WASHINGTON (AP) - For U.S. presidents, meeting the families of military personnel killed in war is about as wrenching as the presidency gets. President Donald Trump's suggestion Monday that his predecessors fell short in that duty brought a visceral reaction from those who witnessed those grieving encounters.
"He's a deranged animal," Alyssa Mastromonaco, a former deputy chief of staff to President Barack Obama, tweeted about Trump. With an expletive, she called Trump's statement in the Rose Garden a lie.
Trump said in a news conference he had written letters to the families of four soldiers killed in an Oct. 8 ambush in Niger and planned to call them, crediting himself with taking extra steps in honoring the dead properly. "Most of them didn't make calls," he said of his predecessors. He said it's possible that Obama "sometimes did" but "other presidents did not call."

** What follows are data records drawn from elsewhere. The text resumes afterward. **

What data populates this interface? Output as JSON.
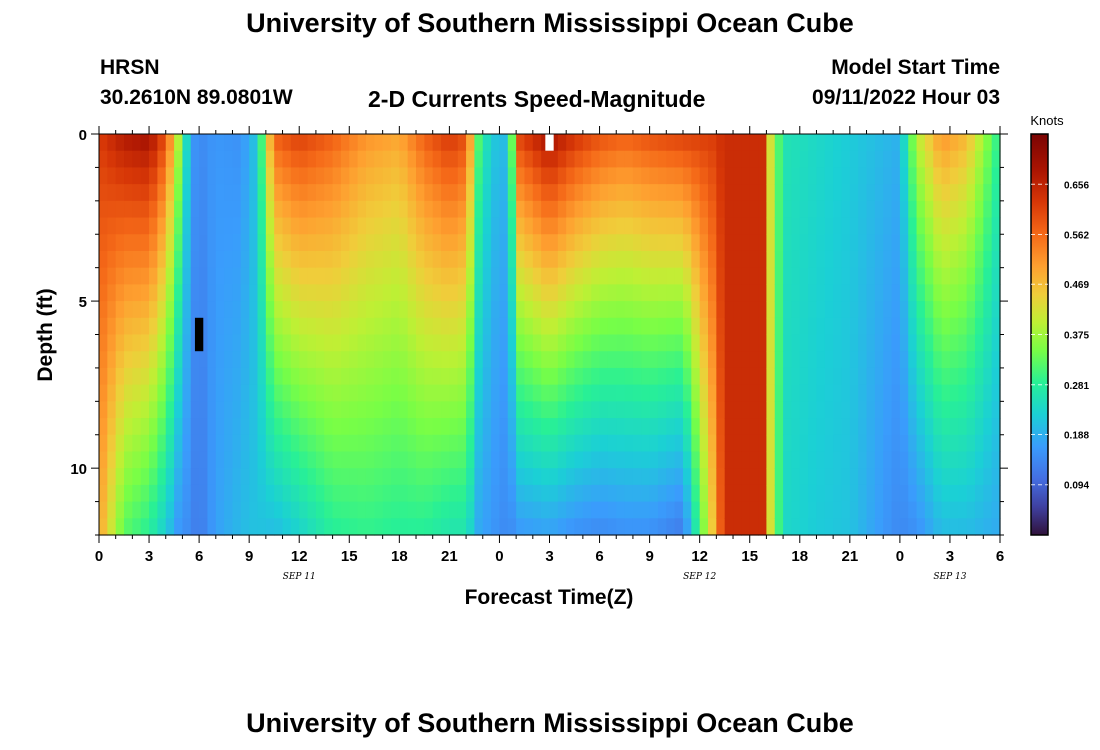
{
  "page": {
    "title": "University of Southern Mississippi Ocean Cube",
    "title_repeat": "University of Southern Mississippi Ocean Cube",
    "station": "HRSN",
    "coords": "30.2610N  89.0801W",
    "plot_title": "2-D Currents Speed-Magnitude",
    "model_start_label": "Model Start Time",
    "model_start_value": "09/11/2022 Hour 03"
  },
  "chart_data": {
    "type": "heatmap",
    "title": "2-D Currents Speed-Magnitude",
    "xlabel": "Forecast Time(Z)",
    "ylabel": "Depth (ft)",
    "x_hours_range": [
      0,
      54
    ],
    "x_tick_labels": [
      "0",
      "3",
      "6",
      "9",
      "12",
      "15",
      "18",
      "21",
      "0",
      "3",
      "6",
      "9",
      "12",
      "15",
      "18",
      "21",
      "0",
      "3",
      "6"
    ],
    "date_labels": [
      {
        "text": "SEP 11",
        "hour": 12
      },
      {
        "text": "SEP 12",
        "hour": 36
      },
      {
        "text": "SEP 13",
        "hour": 51
      }
    ],
    "y_range": [
      0,
      12
    ],
    "y_tick_labels": [
      "0",
      "5",
      "10"
    ],
    "y_tick_values": [
      0,
      5,
      10
    ],
    "colorbar": {
      "label": "Knots",
      "range": [
        0.0,
        0.75
      ],
      "tick_labels": [
        "0.656",
        "0.562",
        "0.469",
        "0.375",
        "0.281",
        "0.188",
        "0.094"
      ],
      "tick_values": [
        0.656,
        0.562,
        0.469,
        0.375,
        0.281,
        0.188,
        0.094
      ]
    },
    "time_step_hours": 0.5,
    "depth_levels": 12,
    "profile_keys": [
      {
        "hour": 0.0,
        "surface": 0.62,
        "bottom": 0.5
      },
      {
        "hour": 1.5,
        "surface": 0.68,
        "bottom": 0.32
      },
      {
        "hour": 3.0,
        "surface": 0.7,
        "bottom": 0.28
      },
      {
        "hour": 4.0,
        "surface": 0.6,
        "bottom": 0.22
      },
      {
        "hour": 4.75,
        "surface": 0.4,
        "bottom": 0.16
      },
      {
        "hour": 5.5,
        "surface": 0.17,
        "bottom": 0.14
      },
      {
        "hour": 6.0,
        "surface": 0.14,
        "bottom": 0.12
      },
      {
        "hour": 7.0,
        "surface": 0.16,
        "bottom": 0.17
      },
      {
        "hour": 8.5,
        "surface": 0.15,
        "bottom": 0.2
      },
      {
        "hour": 9.5,
        "surface": 0.22,
        "bottom": 0.21
      },
      {
        "hour": 10.5,
        "surface": 0.58,
        "bottom": 0.2
      },
      {
        "hour": 12.0,
        "surface": 0.62,
        "bottom": 0.23
      },
      {
        "hour": 14.0,
        "surface": 0.58,
        "bottom": 0.28
      },
      {
        "hour": 16.0,
        "surface": 0.52,
        "bottom": 0.29
      },
      {
        "hour": 18.0,
        "surface": 0.5,
        "bottom": 0.28
      },
      {
        "hour": 19.5,
        "surface": 0.58,
        "bottom": 0.28
      },
      {
        "hour": 21.0,
        "surface": 0.63,
        "bottom": 0.26
      },
      {
        "hour": 22.0,
        "surface": 0.6,
        "bottom": 0.26
      },
      {
        "hour": 22.75,
        "surface": 0.32,
        "bottom": 0.18
      },
      {
        "hour": 23.5,
        "surface": 0.22,
        "bottom": 0.16
      },
      {
        "hour": 24.5,
        "surface": 0.2,
        "bottom": 0.14
      },
      {
        "hour": 25.25,
        "surface": 0.62,
        "bottom": 0.16
      },
      {
        "hour": 27.0,
        "surface": 0.7,
        "bottom": 0.17
      },
      {
        "hour": 28.5,
        "surface": 0.64,
        "bottom": 0.15
      },
      {
        "hour": 30.0,
        "surface": 0.6,
        "bottom": 0.14
      },
      {
        "hour": 31.5,
        "surface": 0.58,
        "bottom": 0.15
      },
      {
        "hour": 33.0,
        "surface": 0.6,
        "bottom": 0.15
      },
      {
        "hour": 35.0,
        "surface": 0.62,
        "bottom": 0.12
      },
      {
        "hour": 36.75,
        "surface": 0.62,
        "bottom": 0.45
      },
      {
        "hour": 37.5,
        "surface": 0.64,
        "bottom": 0.64
      },
      {
        "hour": 39.75,
        "surface": 0.64,
        "bottom": 0.64
      },
      {
        "hour": 40.25,
        "surface": 0.42,
        "bottom": 0.42
      },
      {
        "hour": 41.0,
        "surface": 0.26,
        "bottom": 0.24
      },
      {
        "hour": 43.0,
        "surface": 0.24,
        "bottom": 0.22
      },
      {
        "hour": 45.0,
        "surface": 0.22,
        "bottom": 0.21
      },
      {
        "hour": 47.0,
        "surface": 0.2,
        "bottom": 0.16
      },
      {
        "hour": 48.0,
        "surface": 0.19,
        "bottom": 0.14
      },
      {
        "hour": 49.0,
        "surface": 0.4,
        "bottom": 0.15
      },
      {
        "hour": 50.5,
        "surface": 0.52,
        "bottom": 0.2
      },
      {
        "hour": 52.0,
        "surface": 0.48,
        "bottom": 0.2
      },
      {
        "hour": 53.0,
        "surface": 0.38,
        "bottom": 0.19
      },
      {
        "hour": 54.0,
        "surface": 0.28,
        "bottom": 0.18
      }
    ],
    "masked_cells": [
      {
        "hour": 6.0,
        "depth_from": 5.5,
        "depth_to": 6.5,
        "color": "#000000"
      },
      {
        "hour": 27.0,
        "depth_from": 0.0,
        "depth_to": 0.5,
        "color": "#ffffff"
      }
    ]
  }
}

The record is plain that presidents reached out to families of the dead and to the wounded, often with their presence as well as by letter and phone. The path to Walter Reed and other military hospitals, as well as to the Dover, Delaware, Air Force Base where the remains of fallen soldiers are often brought, is a familiar one to Obama, George W. Bush and others.
Obama's official photographer, Pete Souza, tweeted that he photographed Obama "meeting with hundreds of wounded soldiers, and family members of those killed in action." Others recalled his frequent visits with Gold Star families, and travels to Walter Reed, Dover and other venues with families of the dead and with the wounded.
Trump addressed the matter when asked why he had not spoken about the four soldiers killed in Niger. They died when militants thought to be affiliated with the Islamic State group ambushed them while they were patrolling in unarmored trucks with Niger troops.
"If you look at President Obama and other presidents, most of them didn't make calls," Trump said.